Огонь-Догановский, по большей части, читал и сам с собой играл в карты или шахматы.
Ленька по целым дням смотрел в окно. Мысли текли вяло, с трудом пробираясь сквозь густой туман, наполнивший голову. Почему-то вспоминалось детство, нелегкое, но какое-то беззаботное, и больше всего на свете хотелось в него вернуться. Он даже запросто отдал бы все свои шляпы и трость с перламутровым набалдашником, только бы побывать в детстве хотя бы недельку. Или пару дней. Ну, пусть день. Чтобы не думать об угрозе, нависшей над всеми ними.
Давыдовский забавлялся тяжестями и постоянно отжимался от пола, кряхтя и отдуваясь. Этот сдаваться не думал и, похоже, мало заботится о завтрашнем дне. И если бы его спросили: «Что будет завтра?» – то он бы ответил: «Что будет – то будет»…
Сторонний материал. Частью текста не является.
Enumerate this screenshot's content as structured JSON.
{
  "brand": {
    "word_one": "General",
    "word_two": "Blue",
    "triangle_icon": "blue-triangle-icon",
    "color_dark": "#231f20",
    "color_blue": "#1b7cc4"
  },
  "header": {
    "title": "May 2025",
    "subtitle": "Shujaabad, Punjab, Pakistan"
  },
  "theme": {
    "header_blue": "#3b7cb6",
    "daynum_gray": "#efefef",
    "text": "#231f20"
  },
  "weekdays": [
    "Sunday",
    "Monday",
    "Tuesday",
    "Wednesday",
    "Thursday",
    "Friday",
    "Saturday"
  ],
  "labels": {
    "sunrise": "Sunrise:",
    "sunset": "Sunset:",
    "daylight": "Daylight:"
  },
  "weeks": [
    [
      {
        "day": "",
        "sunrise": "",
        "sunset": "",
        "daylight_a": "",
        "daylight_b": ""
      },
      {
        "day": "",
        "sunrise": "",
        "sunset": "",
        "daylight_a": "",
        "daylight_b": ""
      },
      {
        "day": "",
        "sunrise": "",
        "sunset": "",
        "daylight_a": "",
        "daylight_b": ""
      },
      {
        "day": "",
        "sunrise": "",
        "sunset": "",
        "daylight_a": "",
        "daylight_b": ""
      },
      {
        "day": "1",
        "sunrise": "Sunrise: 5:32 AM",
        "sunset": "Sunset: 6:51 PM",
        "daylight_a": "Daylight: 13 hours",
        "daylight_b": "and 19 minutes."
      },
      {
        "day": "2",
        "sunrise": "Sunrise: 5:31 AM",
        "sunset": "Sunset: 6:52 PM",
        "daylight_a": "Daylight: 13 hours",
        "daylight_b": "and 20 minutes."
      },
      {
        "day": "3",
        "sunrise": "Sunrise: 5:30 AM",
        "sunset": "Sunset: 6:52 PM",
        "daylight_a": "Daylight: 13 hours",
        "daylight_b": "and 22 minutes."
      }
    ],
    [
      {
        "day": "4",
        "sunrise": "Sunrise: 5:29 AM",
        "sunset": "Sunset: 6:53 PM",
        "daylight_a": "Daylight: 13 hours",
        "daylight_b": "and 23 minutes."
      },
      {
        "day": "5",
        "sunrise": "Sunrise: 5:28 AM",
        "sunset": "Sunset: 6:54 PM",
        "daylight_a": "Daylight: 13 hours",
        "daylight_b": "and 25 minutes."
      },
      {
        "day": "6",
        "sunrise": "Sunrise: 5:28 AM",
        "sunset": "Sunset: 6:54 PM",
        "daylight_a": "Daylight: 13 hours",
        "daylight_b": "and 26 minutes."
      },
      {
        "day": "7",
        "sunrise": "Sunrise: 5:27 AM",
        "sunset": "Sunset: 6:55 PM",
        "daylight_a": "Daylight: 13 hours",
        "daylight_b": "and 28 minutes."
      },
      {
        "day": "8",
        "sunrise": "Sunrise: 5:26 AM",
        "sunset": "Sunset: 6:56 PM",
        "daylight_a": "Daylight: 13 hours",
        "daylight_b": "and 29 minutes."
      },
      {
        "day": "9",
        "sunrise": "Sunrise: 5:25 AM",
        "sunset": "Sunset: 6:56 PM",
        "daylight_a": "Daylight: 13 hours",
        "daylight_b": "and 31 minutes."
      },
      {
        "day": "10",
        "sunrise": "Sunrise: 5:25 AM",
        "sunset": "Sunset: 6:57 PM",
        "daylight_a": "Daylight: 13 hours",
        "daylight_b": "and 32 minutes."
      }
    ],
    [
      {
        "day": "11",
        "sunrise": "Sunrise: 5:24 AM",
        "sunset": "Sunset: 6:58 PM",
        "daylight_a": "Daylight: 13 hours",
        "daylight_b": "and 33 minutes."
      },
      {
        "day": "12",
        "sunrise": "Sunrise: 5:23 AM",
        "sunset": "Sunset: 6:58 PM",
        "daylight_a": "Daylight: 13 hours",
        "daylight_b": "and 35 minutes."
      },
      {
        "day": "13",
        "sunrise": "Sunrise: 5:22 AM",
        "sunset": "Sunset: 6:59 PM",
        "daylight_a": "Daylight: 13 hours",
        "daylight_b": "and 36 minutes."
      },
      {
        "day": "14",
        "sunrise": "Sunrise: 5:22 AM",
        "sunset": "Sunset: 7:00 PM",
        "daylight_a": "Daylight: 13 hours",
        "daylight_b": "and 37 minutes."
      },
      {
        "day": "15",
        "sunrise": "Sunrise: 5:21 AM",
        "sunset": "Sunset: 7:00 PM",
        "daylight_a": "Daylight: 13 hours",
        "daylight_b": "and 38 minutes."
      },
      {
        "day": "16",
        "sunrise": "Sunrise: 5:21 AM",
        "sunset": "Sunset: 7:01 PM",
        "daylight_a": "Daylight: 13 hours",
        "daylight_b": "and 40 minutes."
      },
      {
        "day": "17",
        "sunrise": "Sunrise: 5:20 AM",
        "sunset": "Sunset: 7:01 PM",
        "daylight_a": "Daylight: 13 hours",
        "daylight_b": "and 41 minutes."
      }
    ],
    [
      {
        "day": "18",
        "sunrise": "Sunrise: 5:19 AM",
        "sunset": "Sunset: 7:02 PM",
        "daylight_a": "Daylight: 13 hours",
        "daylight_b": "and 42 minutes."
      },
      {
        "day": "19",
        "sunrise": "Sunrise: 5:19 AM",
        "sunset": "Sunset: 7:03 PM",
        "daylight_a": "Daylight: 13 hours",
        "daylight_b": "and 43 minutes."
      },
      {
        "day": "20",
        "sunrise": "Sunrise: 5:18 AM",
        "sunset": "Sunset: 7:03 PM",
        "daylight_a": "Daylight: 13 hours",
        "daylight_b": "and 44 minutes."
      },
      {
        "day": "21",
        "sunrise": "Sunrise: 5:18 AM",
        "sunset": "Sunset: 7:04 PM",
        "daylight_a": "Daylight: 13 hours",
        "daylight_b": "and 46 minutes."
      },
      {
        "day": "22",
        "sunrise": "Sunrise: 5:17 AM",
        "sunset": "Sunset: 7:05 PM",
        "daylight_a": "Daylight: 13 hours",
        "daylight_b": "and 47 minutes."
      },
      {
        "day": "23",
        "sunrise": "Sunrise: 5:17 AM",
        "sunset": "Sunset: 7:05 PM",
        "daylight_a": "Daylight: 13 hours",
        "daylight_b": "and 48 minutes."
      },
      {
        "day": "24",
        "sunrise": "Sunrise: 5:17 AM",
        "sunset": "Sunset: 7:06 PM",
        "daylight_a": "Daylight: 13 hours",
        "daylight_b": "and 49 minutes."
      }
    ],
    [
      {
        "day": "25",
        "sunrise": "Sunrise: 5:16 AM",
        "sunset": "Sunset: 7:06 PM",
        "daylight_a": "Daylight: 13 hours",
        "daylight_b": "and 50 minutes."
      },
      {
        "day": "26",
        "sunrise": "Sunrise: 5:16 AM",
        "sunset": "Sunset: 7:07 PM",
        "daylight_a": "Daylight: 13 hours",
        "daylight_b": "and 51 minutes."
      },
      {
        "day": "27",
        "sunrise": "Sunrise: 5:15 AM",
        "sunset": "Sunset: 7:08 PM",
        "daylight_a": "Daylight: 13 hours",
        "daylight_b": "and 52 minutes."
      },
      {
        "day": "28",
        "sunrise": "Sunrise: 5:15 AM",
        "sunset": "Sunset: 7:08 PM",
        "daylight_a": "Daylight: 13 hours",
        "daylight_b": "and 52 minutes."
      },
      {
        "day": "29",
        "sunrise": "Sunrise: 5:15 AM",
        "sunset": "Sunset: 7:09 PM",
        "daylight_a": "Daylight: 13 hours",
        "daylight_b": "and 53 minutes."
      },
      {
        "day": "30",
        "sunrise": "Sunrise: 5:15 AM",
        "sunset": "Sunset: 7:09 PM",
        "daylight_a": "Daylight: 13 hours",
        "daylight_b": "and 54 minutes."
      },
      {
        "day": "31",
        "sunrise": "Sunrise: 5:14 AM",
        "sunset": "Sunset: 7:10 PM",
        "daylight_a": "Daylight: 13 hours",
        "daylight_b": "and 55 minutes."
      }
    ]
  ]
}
Всеволод Аркадьевич размышлял. Его лоб все время был в морщинах, но если бы к нему пристали с вопросом: «О чем ты думаешь?» – Сева не нашелся бы, что и ответить.
Африканыч страдал, томился и изнывал от отсутствия женщин. Несколько раз он пытался свести более короткое знакомство с Елизаветой Матвеевной, но всякий раз получал от нее полный отлуп. Его чары на нее не действовали, как он ни старался. Похоже, она была еще девицей и ждала того единственного, каковым Африканыч не являлся.
Первым не выдержал Ленчик.
– Нет, я больше так не могу, – сказал он как-то за завтраком. – Нам что, всю жизнь так вот жить? Болото же какое-то, а не жизнь. В голове сплошной туман, мысли дурацкие одолевают… Давайте же что-то делать!
– И правда, Сева, – поддержал Ленчика Неофитов. – Ну прозябание же полное. Мы же…
Он замолчал, потому как в комнату вошла Елизавета Матвеевна. Извинившись за вторжение без стука («Вы сидели так тихо, и я подумала, что никого нет»), она собрала кое-какую посуду со стола и вышла столь же незаметно. Все время недолгого нахождения ее в комнате Африканыч не сводил взгляда с ее полной груди и, когда она вышла, вздохнул. Тяжко и печально.
– Ты что-то хотел сказать? – напомнил ему Долгоруков.
– Я? – недоуменно спросил Неофитов и сделал такое лицо, как будто только что прилетел с планеты Марс. – Я молчу…
– И у меня терпение на исходе, – сказал Огонь-Догановский. – Тоска все нутро выела.
– И у меня, – сказал последним Давыдовский.
– Что, все высказались? – посмотрел на своих товарищей Долгоруков. – Может, вы думаете, что мне весело? И нравится так жить? И я просто счастлив видеть ваши кислые физиономии ежедневно и ежечасно? И выслушивать это ваше нытье?
– Мы так не думаем, Сева, – сказал Огонь-Догановский. – Но надо же что-то делать.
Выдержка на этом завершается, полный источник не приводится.